Also, when Rome rolled over the world and conquered everything did they ever have any alliances with each other?
Firstly, these regions were never single, cohesive units. There were no relationships between Gaul and Britain as a whole, because these areas were made up of many independent polities, each with their own political and economic interests.
That being said, there were links between individual polities in Gaul and Britain, through colonization or alliance. Our best source for this is Caesar's Commentaries on the Gallic Wars, especially books IV and V, where Caesar initiates a punitive expedition against the Britons. His reason for this invasion is mentioned in a IV-20:
Caesar...nevertheless resolved to proceed into Britain, because he discovered that in almost all the wars with the Gauls succors had been furnished to our enemy from that country...
What Caesar is saying here is that the Britons had given some sort of help to the Gauls during his campaigns on the continent. There would have been considerable trade between the two regions, and the Veneti in Armorica are said to have been experienced in seafaring, especially along Britain's coast. Elsewhere, he describes how the Belgae who inhabited northern Gaul also established settlements in Britain after arriving as raiders. In 1946, the Irish Celticist T.F. O'Rahilly speculated the the Belgae also colonized Ireland, and are identified in the early Irish text, The Boook of Invasions as the Fir Bolg, because that name allegedly shares the same etymology as Belgae. I believe that O'Rahilly's basic premise was correct; that settlement between the various Celtic speakers of Britain, Ireland and Gaul was common, but his wide-sweeping theory about successive and total colonizations of Ireland by various Celtic peoples relies on too much speculation and generalizations to be taken seriously.
Inter-regional colonization and communication (especially through trade) in pre-historic North-Western Europe seems to have been pretty common in general. This is most evident in Ireland, where you had P-Celtic speakers called the Cruithin (a Q-Celtic corruption of 'Pritani', which is most likely related to the etymology of 'Britain') who were an archaic people inhabiting Ulster, attested in the historical record as late as the early medieval era. In early Irish historical texts, 'Cruithin' also refers to Britons in modern Scotland, which has led some scholars to speculate that the term referred to the Picts, however I believe that the ethnonym referred to Britons living outside of Rome's influence.
Likewise, the Érainn and Laigin appear to have originated as P-Celtic settlers with an identity and language distinct from the Q-Celtic Gaels, who came either from Britain or the Continent. An early medieval glossary of folk-etymologies (and also possibly the first dictionary of a non-classical European language!) called the Sanas Cormaic mentions that the language of the Érainn called Iarmbérla (translated as Iron-Speech) was an extinct and difficult language to understand.
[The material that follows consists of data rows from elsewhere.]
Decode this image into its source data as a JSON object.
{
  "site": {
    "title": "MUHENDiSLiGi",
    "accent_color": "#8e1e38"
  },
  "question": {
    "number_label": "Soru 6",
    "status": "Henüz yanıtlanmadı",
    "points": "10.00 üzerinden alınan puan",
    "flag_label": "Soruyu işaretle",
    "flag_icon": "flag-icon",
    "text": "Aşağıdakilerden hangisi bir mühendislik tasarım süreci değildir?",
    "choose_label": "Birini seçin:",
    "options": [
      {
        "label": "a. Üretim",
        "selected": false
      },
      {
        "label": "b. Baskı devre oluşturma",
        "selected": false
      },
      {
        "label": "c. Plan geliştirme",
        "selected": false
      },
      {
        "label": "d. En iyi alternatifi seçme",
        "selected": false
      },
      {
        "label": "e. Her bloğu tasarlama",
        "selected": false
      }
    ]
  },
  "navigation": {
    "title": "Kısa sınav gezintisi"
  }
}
I'm still a bit unclear of whether Iarmbérla was a Q-Celtic language related to Irish or P-Celtic language, and it appears that with only two attested words, we may never know.
As a side note, Irish pseudo-historical texts (meaning that they are mostly myth transmitted through oral tradition until being written down in the early medieval period) mention that Úgaine Mór, a 5th century BC king of Ireland, was married to a Gaulish princess named Cessair. While the historicity of Úgaine Mór's reign is questionable, it's not impossible that marriages were arranged between the aristocracy of Gaul, Ireland and probably Britain too. Anyways, there is evidence of considerable contact through trade and colonization between the various Celtic speakers in late-Iron-Age Western Europe. The extent of this colonization is not really known, but we do know that it actually happened.
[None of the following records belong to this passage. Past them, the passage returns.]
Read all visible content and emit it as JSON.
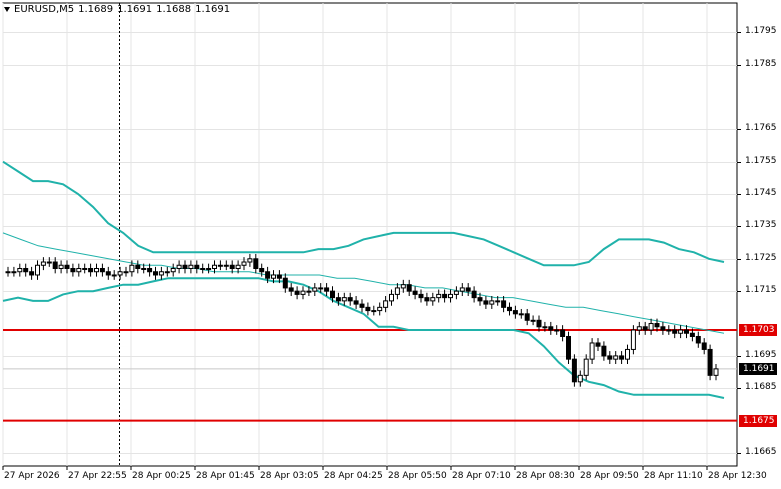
{
  "window": {
    "symbol": "EURUSD,M5",
    "quotes": [
      "1.1689",
      "1.1691",
      "1.1688",
      "1.1691"
    ],
    "menu_icon": "triangle-down-icon"
  },
  "price_axis": {
    "ticks": [
      "1.1795",
      "1.1785",
      "1.1765",
      "1.1755",
      "1.1745",
      "1.1735",
      "1.1725",
      "1.1715",
      "1.1695",
      "1.1685",
      "1.1665"
    ],
    "tick_values": [
      1.1795,
      1.1785,
      1.1765,
      1.1755,
      1.1745,
      1.1735,
      1.1725,
      1.1715,
      1.1695,
      1.1685,
      1.1665
    ]
  },
  "time_axis": {
    "labels": [
      "27 Apr 2026",
      "27 Apr 22:55",
      "28 Apr 00:25",
      "28 Apr 01:45",
      "28 Apr 03:05",
      "28 Apr 04:25",
      "28 Apr 05:50",
      "28 Apr 07:10",
      "28 Apr 08:30",
      "28 Apr 09:50",
      "28 Apr 11:10",
      "28 Apr 12:30"
    ]
  },
  "horizontal_lines": [
    {
      "price": 1.1703,
      "label": "1.1703",
      "color": "#e00000"
    },
    {
      "price": 1.1675,
      "label": "1.1675",
      "color": "#e00000"
    }
  ],
  "current_price": {
    "label": "1.1691",
    "value": 1.1691,
    "bg": "#000000",
    "fg": "#ffffff"
  },
  "colors": {
    "bollinger": "#20b2aa",
    "ma": "#20b2aa",
    "level": "#e00000",
    "candle": "#000000",
    "grid": "#e4e4e4"
  },
  "chart_data": {
    "type": "candlestick",
    "symbol": "EURUSD",
    "timeframe": "M5",
    "ylim": [
      1.1661,
      1.1804
    ],
    "grid": true,
    "x_ticks": [
      "27 Apr 2026",
      "27 Apr 22:55",
      "28 Apr 00:25",
      "28 Apr 01:45",
      "28 Apr 03:05",
      "28 Apr 04:25",
      "28 Apr 05:50",
      "28 Apr 07:10",
      "28 Apr 08:30",
      "28 Apr 09:50",
      "28 Apr 11:10",
      "28 Apr 12:30"
    ],
    "y_ticks": [
      1.1795,
      1.1785,
      1.1765,
      1.1755,
      1.1745,
      1.1735,
      1.1725,
      1.1715,
      1.1695,
      1.1685,
      1.1665
    ],
    "close": [
      1.1721,
      1.1721,
      1.1722,
      1.1721,
      1.172,
      1.1723,
      1.1724,
      1.1724,
      1.1722,
      1.1723,
      1.1722,
      1.1721,
      1.1722,
      1.1722,
      1.1721,
      1.1722,
      1.1721,
      1.172,
      1.172,
      1.1721,
      1.1721,
      1.1723,
      1.1722,
      1.1722,
      1.1721,
      1.172,
      1.1721,
      1.1721,
      1.1722,
      1.1723,
      1.1722,
      1.1723,
      1.1722,
      1.1722,
      1.1722,
      1.1723,
      1.1723,
      1.1723,
      1.1722,
      1.1723,
      1.1724,
      1.1725,
      1.1722,
      1.1721,
      1.1719,
      1.172,
      1.1719,
      1.1716,
      1.1715,
      1.1714,
      1.1715,
      1.1715,
      1.1716,
      1.1716,
      1.1715,
      1.1713,
      1.1712,
      1.1713,
      1.1712,
      1.1711,
      1.171,
      1.1709,
      1.1709,
      1.171,
      1.1712,
      1.1714,
      1.1716,
      1.1717,
      1.1715,
      1.1714,
      1.1713,
      1.1712,
      1.1713,
      1.1714,
      1.1713,
      1.1714,
      1.1715,
      1.1716,
      1.1715,
      1.1713,
      1.1712,
      1.1711,
      1.1712,
      1.1712,
      1.171,
      1.1709,
      1.1708,
      1.1708,
      1.1706,
      1.1706,
      1.1704,
      1.1704,
      1.1703,
      1.1703,
      1.1701,
      1.1694,
      1.1687,
      1.1689,
      1.1694,
      1.1699,
      1.1698,
      1.1695,
      1.1694,
      1.1695,
      1.1694,
      1.1697,
      1.1703,
      1.1704,
      1.1703,
      1.1705,
      1.1704,
      1.1703,
      1.1703,
      1.1702,
      1.1703,
      1.1702,
      1.1701,
      1.1699,
      1.1697,
      1.1689,
      1.1691
    ],
    "series": [
      {
        "name": "Bollinger upper",
        "values": [
          1.1755,
          1.1752,
          1.1749,
          1.1749,
          1.1748,
          1.1745,
          1.1741,
          1.1736,
          1.1733,
          1.1729,
          1.1727,
          1.1727,
          1.1727,
          1.1727,
          1.1727,
          1.1727,
          1.1727,
          1.1727,
          1.1727,
          1.1727,
          1.1727,
          1.1728,
          1.1728,
          1.1729,
          1.1731,
          1.1732,
          1.1733,
          1.1733,
          1.1733,
          1.1733,
          1.1733,
          1.1732,
          1.1731,
          1.1729,
          1.1727,
          1.1725,
          1.1723,
          1.1723,
          1.1723,
          1.1724,
          1.1728,
          1.1731,
          1.1731,
          1.1731,
          1.173,
          1.1728,
          1.1727,
          1.1725,
          1.1724
        ]
      },
      {
        "name": "Bollinger lower",
        "values": [
          1.1712,
          1.1713,
          1.1712,
          1.1712,
          1.1714,
          1.1715,
          1.1715,
          1.1716,
          1.1717,
          1.1717,
          1.1718,
          1.1719,
          1.1719,
          1.1719,
          1.1719,
          1.1719,
          1.1719,
          1.1719,
          1.1718,
          1.1718,
          1.1717,
          1.1715,
          1.1712,
          1.171,
          1.1708,
          1.1704,
          1.1704,
          1.1703,
          1.1703,
          1.1703,
          1.1703,
          1.1703,
          1.1703,
          1.1703,
          1.1703,
          1.1702,
          1.1698,
          1.1693,
          1.1689,
          1.1687,
          1.1686,
          1.1684,
          1.1683,
          1.1683,
          1.1683,
          1.1683,
          1.1683,
          1.1683,
          1.1682
        ]
      },
      {
        "name": "Moving average",
        "values": [
          1.1733,
          1.1731,
          1.1729,
          1.1728,
          1.1727,
          1.1726,
          1.1725,
          1.1724,
          1.1723,
          1.1723,
          1.1722,
          1.1722,
          1.1721,
          1.1721,
          1.1721,
          1.172,
          1.172,
          1.172,
          1.172,
          1.1719,
          1.1719,
          1.1718,
          1.1717,
          1.1717,
          1.1716,
          1.1716,
          1.1715,
          1.1714,
          1.1713,
          1.1713,
          1.1712,
          1.1711,
          1.171,
          1.171,
          1.1709,
          1.1708,
          1.1707,
          1.1706,
          1.1705,
          1.1704,
          1.1703,
          1.1702
        ]
      }
    ],
    "levels": [
      1.1703,
      1.1675
    ],
    "last_price": 1.1691
  }
}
EDIT: I totally forgot another example from Irish history that suggests colonization by Continental Celtic speakers. Remember when I mentioned that the Cruithin were an 'archaic people'? What that means is that by looking at the names of peoples and polities in early Ireland, we can tell if they were remnants of earlier types of social/political organization. As Irish history crept into the early medieval era, these archaic people with ethnonyms like the 'Dál X' (the gathering of X), the -raige (people of X) or the Corco X (which might mean 'the seed/spawn of X) were displaced and became subjects to the more familiar Ui X dynasties. For the purposes of this answer, the second ethnonym is the most important; Irish historian Gearoid Mac Niocall asserted that these names originated as epithets of whatever pagan deity that those people chose as their principle god, either as a mythical ancestor or patron deity. One of these archaic Irish peoples was named the Bibraige, or People-of-the-Beaver. If you know anything about Irish wildlife, you'll probably think to yourself "wait, but there aren't any beavers native to Ireland!" and you'd be right! This probably indicates that the Bibraige were immigrants from Continental Europe, named after some local deity associated with beavers.